Barry Callebaut is present in over 30 countries,[3] operates about 53 production facilities, employs 9,898 people, and has annual sales of CHF 6.7 billion (fiscal year 2015/16).[1] The company serves the food industry from manufacturers to professional users of chocolate (such as chocolatiers, pastry chefs, or bakers), to global retailers. It also provides a comprehensive range of services in the fields of product development, processing, training, and marketing.

  • 1999 Acquisition of Carma AG in Switzerland
  • 2002 Acquisition of the Stollwerck Group in Germany
  • 2003 Acquisition of Dutch Group Graverboom B.V. (including Luijckx B.V.)
  • 2004 Acquisition of the vending mix business of ASM Foods in Sweden
  • 2004 Opening of a sales office in Tokyo, Japan
  • 2005 Opening of a chocolate factory in California, U.S.
  • 2007 Opening of a chocolate factory in Chekhov (near Moscow), Russia
  • 2007 Major outsourcing contracts with Nestlé, Hershey's and Cadbury
  • 2007 Acquisition of a cocoa factory in Eddystone, Pennsylvania, U.S.
  • 2008 Opening of a chocolate factory in Suzhou (near Shanghai), China
  • 2008 Signing of the acquisition of chocolate production capacity from Morinaga & Company, Japan
  • 2008 Opening of Chocolate Academies in Suzhou (China), Zundert (Netherlands), Mumbai (India), Chekhov (Russia) and Chicago (U.S.)
  • 2008 Acquisition of a 60% stake in KL-Kepong Cocoa Products Sdn Bhd in Malaysia
  • 2008 Strategic partnership with Biolands of Tanzania
  • 2008 Sale of African consumer business
  • 2008 Opening of a specialty factory for frozen pastry in Alicante, Spain
  • 2009 Opening of a chocolate factory in Monterrey, Mexico
  • 2009 Sale of Van Houten Singapur consumer business to Hershey's
  • 2009 Acquisition of Danish vending mix company Eurogran
  • 2009 Acquisition of Spanish chocolate maker Chocovic, S.A.
  • 2010 Opening of a chocolate factory in Extrema, Brazil
  • 2010 Signing of a long-term strategic partnership agreement with Kraft Foods Inc.
  • 2011 Acquisition of remaining 40% stake in Barry Callebaut Malaysia Sdn Bhd, formerly KLK Cocoa
  • 2011 Expansion of the existing supply and innovation agreement with Hershey
  • 2011 Signing of long-term outsourcing agreement with Chocolates Turín, Mexico
  • 2011 Sale of Stollwerck to Baronie Group
  • 2011 Joint venture with P.T. Comextra Majora to form P.T. Barry Callebaut Comextra Indonesia
  • 2012 Acquisition of la Morella nuts in Spain
  • 2012 Acquisition of Mona Lisa Food Products, Inc. in the U.S.
  • 2012 Launch of "Cocoa Horizons" initiative based on strategic pillar "Sustainable Cocoa”
  • 2012 Purchasing Chatham facility from Batory Industries Company in Ontario (Canada)
  • 2012 Signing of long-term outsourcing/partnership agreements with Unilever, Grupo Bimbo (Mexico), and Morinaga (Japan)
  • 2013 Opening of a chocolate factory in Eskisehir, Turkey

In 2005, Barry Callebaut introduced a "healthy" chocolate product called ACTICOA, which contains higher levels of polyphenol antioxidants (cocoa flavanols) than any other chocolate; some evidence indicates these flavanols have particular health benefits.[9]

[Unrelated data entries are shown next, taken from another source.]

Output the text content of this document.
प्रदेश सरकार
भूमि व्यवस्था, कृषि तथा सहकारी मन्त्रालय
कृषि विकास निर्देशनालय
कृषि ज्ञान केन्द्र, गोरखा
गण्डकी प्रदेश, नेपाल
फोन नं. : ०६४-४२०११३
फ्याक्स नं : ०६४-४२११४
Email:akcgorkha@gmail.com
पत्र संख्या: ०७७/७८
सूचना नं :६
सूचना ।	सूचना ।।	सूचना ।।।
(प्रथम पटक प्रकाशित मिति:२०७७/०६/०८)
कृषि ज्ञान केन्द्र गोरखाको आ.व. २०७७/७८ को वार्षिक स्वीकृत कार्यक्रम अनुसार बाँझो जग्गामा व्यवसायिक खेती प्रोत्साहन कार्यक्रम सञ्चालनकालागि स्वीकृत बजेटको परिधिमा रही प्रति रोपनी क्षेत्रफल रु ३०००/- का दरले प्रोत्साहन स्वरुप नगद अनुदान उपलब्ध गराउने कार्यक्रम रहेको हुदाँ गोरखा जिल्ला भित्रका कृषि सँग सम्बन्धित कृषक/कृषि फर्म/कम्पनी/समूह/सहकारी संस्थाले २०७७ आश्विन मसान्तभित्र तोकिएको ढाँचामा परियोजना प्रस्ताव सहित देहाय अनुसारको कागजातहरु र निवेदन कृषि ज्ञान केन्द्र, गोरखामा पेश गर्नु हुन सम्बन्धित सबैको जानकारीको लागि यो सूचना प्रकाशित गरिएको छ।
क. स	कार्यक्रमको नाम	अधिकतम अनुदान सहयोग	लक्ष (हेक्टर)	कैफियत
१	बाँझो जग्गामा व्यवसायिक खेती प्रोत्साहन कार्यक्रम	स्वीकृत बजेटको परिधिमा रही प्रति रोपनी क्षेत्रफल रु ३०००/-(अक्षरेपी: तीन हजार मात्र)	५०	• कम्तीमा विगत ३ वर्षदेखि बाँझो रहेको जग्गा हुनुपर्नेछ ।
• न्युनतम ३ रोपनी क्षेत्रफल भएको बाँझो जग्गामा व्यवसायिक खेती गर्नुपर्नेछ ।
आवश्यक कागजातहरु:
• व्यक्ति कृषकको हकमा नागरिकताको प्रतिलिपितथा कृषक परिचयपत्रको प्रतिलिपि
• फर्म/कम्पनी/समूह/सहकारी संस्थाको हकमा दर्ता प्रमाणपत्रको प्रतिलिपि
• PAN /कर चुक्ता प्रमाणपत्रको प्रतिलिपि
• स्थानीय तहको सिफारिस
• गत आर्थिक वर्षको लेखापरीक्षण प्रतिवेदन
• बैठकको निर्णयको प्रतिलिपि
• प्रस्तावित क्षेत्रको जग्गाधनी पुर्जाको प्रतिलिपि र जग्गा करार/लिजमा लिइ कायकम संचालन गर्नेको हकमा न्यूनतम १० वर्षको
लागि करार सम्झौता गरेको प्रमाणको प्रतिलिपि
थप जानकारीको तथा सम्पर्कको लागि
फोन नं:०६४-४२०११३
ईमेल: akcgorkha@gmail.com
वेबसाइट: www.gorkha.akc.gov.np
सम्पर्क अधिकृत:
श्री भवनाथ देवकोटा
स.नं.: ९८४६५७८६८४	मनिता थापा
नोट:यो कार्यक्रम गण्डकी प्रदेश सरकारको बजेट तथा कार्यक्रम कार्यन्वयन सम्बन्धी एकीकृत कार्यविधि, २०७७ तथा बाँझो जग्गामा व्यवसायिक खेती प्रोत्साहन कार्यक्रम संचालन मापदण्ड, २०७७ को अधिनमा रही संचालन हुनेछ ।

On September 13, 2017 NGO Mighty Earth released a report[10] documenting findings that Barry Callebaut purchases cocoa grown illegally in national parks and other protected forests in the Ivory Coast.

The report accused Barry Callebaut of endangering the forest habitats of chimpanzees, elephants and other wildlife populations by purchasing cocoa linked to deforestation.[11][12][13] As a result of cocoa production, 7 of the 23 Ivorian protected areas have been almost entirely converted to cocoa.[14] Barry Callebaut was notified of the findings of Mighty Earth’s investigation and did not deny that the company sourced its cocoa from protected areas in the Ivory Coast.